Selected FDA 483 Observations (October 1997) Product Manufacture
[VIP ID: 2480]
“The procedure for the collection of rinse water samples should take into account:
5. formula used to calculate the amount of possible contamination based on analysis”
11. include directions for the handling of unused data.
Selected FDA 483 Observations (April 2000) Laboratories
[VIP ID: 15360]
“Cleaning validation of cleaning agents (detergents) should include:
(8) procedures governing how unused data is handled”
12. include directions for the handling of negative results.
Selected FDA 483 Observations (April 2000) Laboratories
[VIP ID: 15360]
“Cleaning validation of cleaning agents (detergents) should include:
(7) directions for the handling of negative results”
• A negative test may be the result of poor sampling technique.

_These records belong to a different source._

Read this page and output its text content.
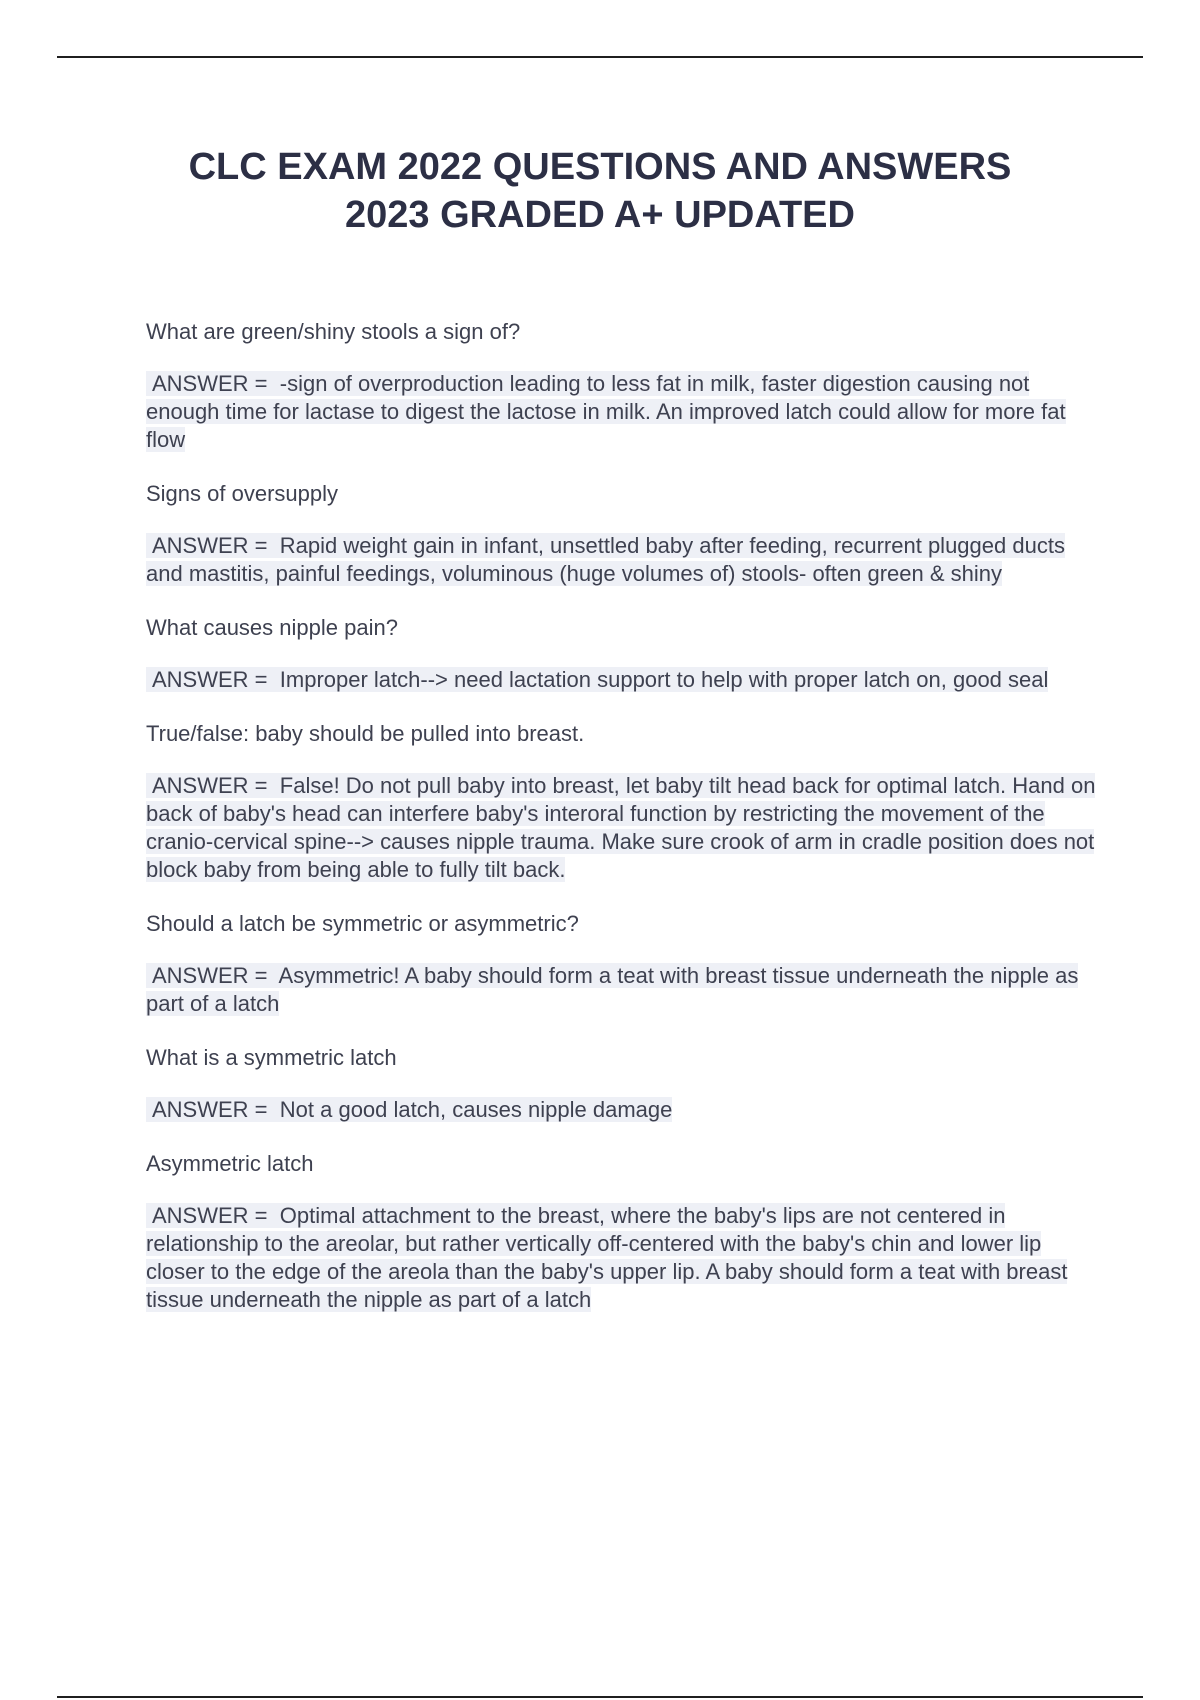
CLC EXAM 2022 QUESTIONS AND ANSWERS
2023 GRADED A+ UPDATED

What are green/shiny stools a sign of?

ANSWER = -sign of overproduction leading to less fat in milk, faster digestion causing not enough time for lactase to digest the lactose in milk. An improved latch could allow for more fat flow

Signs of oversupply

ANSWER = Rapid weight gain in infant, unsettled baby after feeding, recurrent plugged ducts and mastitis, painful feedings, voluminous (huge volumes of) stools- often green & shiny

What causes nipple pain?

ANSWER = Improper latch--> need lactation support to help with proper latch on, good seal

True/false: baby should be pulled into breast.

ANSWER = False! Do not pull baby into breast, let baby tilt head back for optimal latch. Hand on back of baby's head can interfere baby's interoral function by restricting the movement of the cranio-cervical spine--> causes nipple trauma. Make sure crook of arm in cradle position does not block baby from being able to fully tilt back.

Should a latch be symmetric or asymmetric?

ANSWER = Asymmetric! A baby should form a teat with breast tissue underneath the nipple as part of a latch

What is a symmetric latch

ANSWER = Not a good latch, causes nipple damage

Asymmetric latch

ANSWER = Optimal attachment to the breast, where the baby's lips are not centered in relationship to the areolar, but rather vertically off-centered with the baby's chin and lower lip closer to the edge of the areola than the baby's upper lip. A baby should form a teat with breast tissue underneath the nipple as part of a latch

EU GUIDE TO GOOD MANUFACTURING PRACTICE: ANNEX 15 - VALIDATION MASTER PLAN DESIGN QUALIFICATION, INSTALLATION AND OPERATIONAL QUALIFICATION, NON-STERILE PROCESS VALIDATION, CLEANING VALIDATION - SUPERSEDED! (October 1999)
4. Cleaning Validation 4.10. Analytical Methods 4.10.3.
[VIP ID: 69380]
“…A negative result may also be the result of poor sampling techniques.”

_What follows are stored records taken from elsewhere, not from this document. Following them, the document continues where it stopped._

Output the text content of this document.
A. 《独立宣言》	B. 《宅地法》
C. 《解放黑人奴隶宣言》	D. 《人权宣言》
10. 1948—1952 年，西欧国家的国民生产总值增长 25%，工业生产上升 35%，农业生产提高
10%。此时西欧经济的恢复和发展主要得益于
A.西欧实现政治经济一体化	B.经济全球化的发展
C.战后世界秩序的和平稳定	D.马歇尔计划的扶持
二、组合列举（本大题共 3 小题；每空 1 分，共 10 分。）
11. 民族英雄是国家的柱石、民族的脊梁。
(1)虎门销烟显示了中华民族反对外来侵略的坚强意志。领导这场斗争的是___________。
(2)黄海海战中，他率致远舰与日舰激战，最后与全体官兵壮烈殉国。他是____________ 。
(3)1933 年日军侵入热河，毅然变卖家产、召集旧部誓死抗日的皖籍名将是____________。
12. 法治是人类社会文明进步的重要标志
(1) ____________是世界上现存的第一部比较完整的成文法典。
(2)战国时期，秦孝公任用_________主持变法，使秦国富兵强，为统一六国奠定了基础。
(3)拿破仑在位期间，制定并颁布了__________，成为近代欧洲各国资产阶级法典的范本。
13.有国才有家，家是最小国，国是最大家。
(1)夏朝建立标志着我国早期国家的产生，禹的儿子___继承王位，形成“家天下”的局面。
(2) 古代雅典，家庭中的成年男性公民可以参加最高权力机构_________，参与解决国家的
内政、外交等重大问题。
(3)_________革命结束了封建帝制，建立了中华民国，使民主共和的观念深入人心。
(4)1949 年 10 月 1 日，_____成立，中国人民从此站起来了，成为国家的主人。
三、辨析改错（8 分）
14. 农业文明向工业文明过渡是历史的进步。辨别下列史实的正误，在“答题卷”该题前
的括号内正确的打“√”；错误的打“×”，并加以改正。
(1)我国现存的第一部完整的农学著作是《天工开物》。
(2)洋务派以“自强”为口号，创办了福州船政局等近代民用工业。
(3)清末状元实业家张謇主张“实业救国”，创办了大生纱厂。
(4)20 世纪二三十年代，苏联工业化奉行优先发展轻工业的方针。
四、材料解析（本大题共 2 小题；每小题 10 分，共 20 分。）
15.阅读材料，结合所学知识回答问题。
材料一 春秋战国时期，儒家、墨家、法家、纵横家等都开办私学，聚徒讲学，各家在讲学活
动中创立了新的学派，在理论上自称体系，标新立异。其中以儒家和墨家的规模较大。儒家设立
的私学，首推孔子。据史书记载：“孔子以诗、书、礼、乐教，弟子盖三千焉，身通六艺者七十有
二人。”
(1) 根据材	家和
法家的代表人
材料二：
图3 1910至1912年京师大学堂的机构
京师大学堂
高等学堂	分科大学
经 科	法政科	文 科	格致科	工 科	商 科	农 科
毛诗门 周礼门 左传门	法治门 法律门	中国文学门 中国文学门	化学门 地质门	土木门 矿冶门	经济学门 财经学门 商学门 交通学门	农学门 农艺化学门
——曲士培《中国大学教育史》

GUIDE TO INSPECTIONS OF VALIDATION OF CLEANING PROCESSES (July 1993) IV. Evaluation of Cleaning Validation
3. Analytical Methods [VIP ID: 1340]
“Determine the specificity and sensitivity of the analytical method used to detect residuals or contaminants. With advances in analytical technology, residues from the manufacturing and cleaning processes can be detected at very low levels. If levels of contamination or residual are not detected, it does not mean that there is no residual contaminant present after cleaning. It only means that levels of contaminant greater than the sensitivity or detection limit of the analytical method are not present in the sample. The firm should challenge the analytical method in combination with the sampling method(s) used to show that contaminants can be recovered from the equipment surface and at what level, i.e. 50% recovery, 90%, etc. This is necessary before any conclusions can be made based on the sample results. A negative test may also be the result of poor sampling technique (see below).”